I've only mentioned two technologies; I'm sure you're aware of many others- and each feeds off of and reinforces yet more. We're talking of hundreds of thousands of jobs lost forever here- millions worldwide- just in the next decade or perhaps sooner, given the explosive growth of technology . Unemployment is sitting around 10% right now, and that doesn't count those who went back to school after being laid off and are not currently looking; I've seen estimates that if you include those who are in school because of layoffs (as opposed to kids entering college or tech schools for the first time), the real unemployment rate would be somewhere between 13-15%- and when they graduate, who's going to get the jobs available, a twenty something kid, or the middle aged parent who has to ask for a salary that will cover their mortgage and children? Especially when both employee and employer know the technology they just spent a fortune to learn is already obsolescent?
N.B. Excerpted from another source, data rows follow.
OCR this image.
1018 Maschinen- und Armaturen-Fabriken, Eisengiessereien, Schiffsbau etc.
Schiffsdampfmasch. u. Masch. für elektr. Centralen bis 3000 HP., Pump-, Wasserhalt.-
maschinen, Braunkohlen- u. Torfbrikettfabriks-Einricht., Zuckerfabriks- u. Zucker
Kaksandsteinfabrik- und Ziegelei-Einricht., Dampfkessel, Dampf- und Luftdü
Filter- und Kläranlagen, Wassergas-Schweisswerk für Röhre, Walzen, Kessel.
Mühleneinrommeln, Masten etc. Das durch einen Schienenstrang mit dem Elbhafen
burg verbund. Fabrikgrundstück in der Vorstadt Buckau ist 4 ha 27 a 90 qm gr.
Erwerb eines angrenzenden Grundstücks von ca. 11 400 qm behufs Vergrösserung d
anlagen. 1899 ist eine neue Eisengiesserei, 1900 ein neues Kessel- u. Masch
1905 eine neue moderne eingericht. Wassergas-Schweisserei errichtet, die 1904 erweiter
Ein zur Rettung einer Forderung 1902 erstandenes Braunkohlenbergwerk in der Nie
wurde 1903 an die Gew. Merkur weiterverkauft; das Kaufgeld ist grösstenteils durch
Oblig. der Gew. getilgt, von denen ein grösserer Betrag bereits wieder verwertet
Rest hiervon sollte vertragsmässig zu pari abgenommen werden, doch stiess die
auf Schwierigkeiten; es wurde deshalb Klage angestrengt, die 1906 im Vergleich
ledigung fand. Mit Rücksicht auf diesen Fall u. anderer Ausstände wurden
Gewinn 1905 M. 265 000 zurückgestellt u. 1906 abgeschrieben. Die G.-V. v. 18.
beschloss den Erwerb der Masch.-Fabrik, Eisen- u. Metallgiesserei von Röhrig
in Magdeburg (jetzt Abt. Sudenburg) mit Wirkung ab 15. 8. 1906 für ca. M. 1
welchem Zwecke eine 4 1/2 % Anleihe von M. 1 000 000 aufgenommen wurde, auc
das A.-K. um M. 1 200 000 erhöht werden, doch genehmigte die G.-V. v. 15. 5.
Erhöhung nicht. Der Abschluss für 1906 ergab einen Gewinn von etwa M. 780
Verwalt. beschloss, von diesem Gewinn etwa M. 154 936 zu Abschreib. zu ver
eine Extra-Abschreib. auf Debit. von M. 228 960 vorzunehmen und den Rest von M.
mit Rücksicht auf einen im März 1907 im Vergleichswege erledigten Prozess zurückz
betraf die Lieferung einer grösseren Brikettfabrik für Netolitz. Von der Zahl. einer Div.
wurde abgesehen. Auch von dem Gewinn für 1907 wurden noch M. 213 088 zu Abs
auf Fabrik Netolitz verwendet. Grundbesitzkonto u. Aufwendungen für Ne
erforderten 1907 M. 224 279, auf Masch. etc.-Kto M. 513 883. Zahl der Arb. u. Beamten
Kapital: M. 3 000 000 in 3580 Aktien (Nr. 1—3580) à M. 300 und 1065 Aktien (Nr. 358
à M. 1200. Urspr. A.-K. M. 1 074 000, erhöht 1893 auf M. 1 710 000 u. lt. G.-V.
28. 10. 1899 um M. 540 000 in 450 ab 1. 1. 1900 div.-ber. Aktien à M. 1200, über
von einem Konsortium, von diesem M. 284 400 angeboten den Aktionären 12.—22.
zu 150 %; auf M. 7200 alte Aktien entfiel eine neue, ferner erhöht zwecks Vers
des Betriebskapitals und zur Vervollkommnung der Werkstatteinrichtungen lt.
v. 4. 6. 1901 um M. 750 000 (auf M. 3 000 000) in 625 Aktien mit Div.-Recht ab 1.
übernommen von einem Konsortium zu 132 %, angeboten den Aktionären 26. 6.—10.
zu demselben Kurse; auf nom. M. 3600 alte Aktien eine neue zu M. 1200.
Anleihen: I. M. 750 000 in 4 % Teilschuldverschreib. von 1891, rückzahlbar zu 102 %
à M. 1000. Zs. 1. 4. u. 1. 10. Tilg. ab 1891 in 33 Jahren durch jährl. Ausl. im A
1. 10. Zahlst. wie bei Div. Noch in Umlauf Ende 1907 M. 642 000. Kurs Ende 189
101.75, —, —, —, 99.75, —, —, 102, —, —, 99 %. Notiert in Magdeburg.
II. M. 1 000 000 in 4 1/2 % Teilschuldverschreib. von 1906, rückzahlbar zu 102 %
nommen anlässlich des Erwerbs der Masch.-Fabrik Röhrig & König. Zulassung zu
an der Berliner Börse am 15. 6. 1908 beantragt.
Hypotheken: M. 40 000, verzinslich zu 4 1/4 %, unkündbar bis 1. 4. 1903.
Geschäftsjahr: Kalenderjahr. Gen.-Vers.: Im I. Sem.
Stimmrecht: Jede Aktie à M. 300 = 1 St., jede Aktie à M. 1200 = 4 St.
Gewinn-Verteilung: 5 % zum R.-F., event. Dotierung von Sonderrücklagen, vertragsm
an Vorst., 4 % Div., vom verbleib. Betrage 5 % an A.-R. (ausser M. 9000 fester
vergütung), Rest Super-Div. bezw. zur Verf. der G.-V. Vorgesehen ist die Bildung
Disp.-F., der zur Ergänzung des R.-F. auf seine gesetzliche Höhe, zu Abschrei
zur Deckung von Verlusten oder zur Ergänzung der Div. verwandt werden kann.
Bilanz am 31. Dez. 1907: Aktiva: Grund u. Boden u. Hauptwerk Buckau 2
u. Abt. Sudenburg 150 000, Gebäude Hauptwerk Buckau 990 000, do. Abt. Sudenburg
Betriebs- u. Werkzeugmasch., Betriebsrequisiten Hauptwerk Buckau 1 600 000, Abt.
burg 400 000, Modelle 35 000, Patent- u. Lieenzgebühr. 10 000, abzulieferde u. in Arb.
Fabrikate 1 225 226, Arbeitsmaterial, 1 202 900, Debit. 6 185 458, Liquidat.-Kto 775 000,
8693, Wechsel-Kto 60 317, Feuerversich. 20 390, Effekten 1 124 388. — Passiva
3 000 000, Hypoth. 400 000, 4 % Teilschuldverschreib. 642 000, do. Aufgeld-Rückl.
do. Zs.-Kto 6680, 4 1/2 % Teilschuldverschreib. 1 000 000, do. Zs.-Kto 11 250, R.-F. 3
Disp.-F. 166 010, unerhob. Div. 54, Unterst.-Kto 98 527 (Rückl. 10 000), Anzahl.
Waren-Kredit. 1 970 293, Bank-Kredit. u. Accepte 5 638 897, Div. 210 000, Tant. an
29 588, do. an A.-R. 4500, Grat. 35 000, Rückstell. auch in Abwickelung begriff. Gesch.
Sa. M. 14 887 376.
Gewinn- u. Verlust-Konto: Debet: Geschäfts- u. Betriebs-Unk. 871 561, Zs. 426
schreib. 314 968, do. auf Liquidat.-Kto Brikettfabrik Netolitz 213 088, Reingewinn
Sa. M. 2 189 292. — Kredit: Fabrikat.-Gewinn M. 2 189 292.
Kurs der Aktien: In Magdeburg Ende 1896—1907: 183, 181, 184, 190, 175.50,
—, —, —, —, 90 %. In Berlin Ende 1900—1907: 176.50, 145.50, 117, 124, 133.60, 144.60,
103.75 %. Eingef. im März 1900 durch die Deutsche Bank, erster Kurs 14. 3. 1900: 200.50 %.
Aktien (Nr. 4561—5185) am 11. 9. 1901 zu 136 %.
Fact is, we're already reaching a point where even going back to school won't help- there simply aren't enough productive jobs to go around. Soon, as productivity increases, a large plurality of the population will be "Mr. Two". It amazes me that people can get their undies in a bunch over climate change that may or may not occur in a few centuries, when we're heading for major social upheaval in a few decades- or sooner. We must develop a new social paradigm... how do you run an economy and a society when only three or four people out of ten are actually needed to produce the necessities of life for all? What do you do with all the people who are no longer needed at the farms and factories- or even retail outlets?

Science fiction writers saw this coming long ago- Mack Reynolds wrote of a future America practicing what he called "People's Capitalism"- he saw it coming about when during an economic crisis, corporations were so broke they couldn't pay their taxes, so the government accepted payments in stock rather than cash; when the crisis was over, and profits started pouring in to the government, it was paid out to the citizens in a sort of negative income tax, allowing people to live without the jobs that no longer existed. Sort of like Alaska and the oil tax profits. Is that the best path? Who knows- there are plenty of problems with the concept; that was the basis of many of his stories. But we need to start working on the problem today, because it's coming a Hell of a lot faster than global Warming is.


Strange Attractor said...

Cory Doctorow's new book The Makers deal with the social issues caused by 3-D printers. I had no idea they were real tech though.

TK K said...

Excellent post. My husband, a pharma scientist, worked with 3-D printer tech at a small start-up, around 5 years ago. He was working on bone void fillers at the time, for when you crush your leg or spine so badly that there isn't enough bone left to knit together.

Your suppositions are absolutely correct. There were also plans for printed hearts, kidneys, bladders, and eyes.

Anonymous said...

Your title and these comments move the public conversation where it needs to go. "The stimulus" is a lie because it assumes business WANTS to create jobs. Wrong. Not here. Not in China. Nowhere. You called it! Thanks.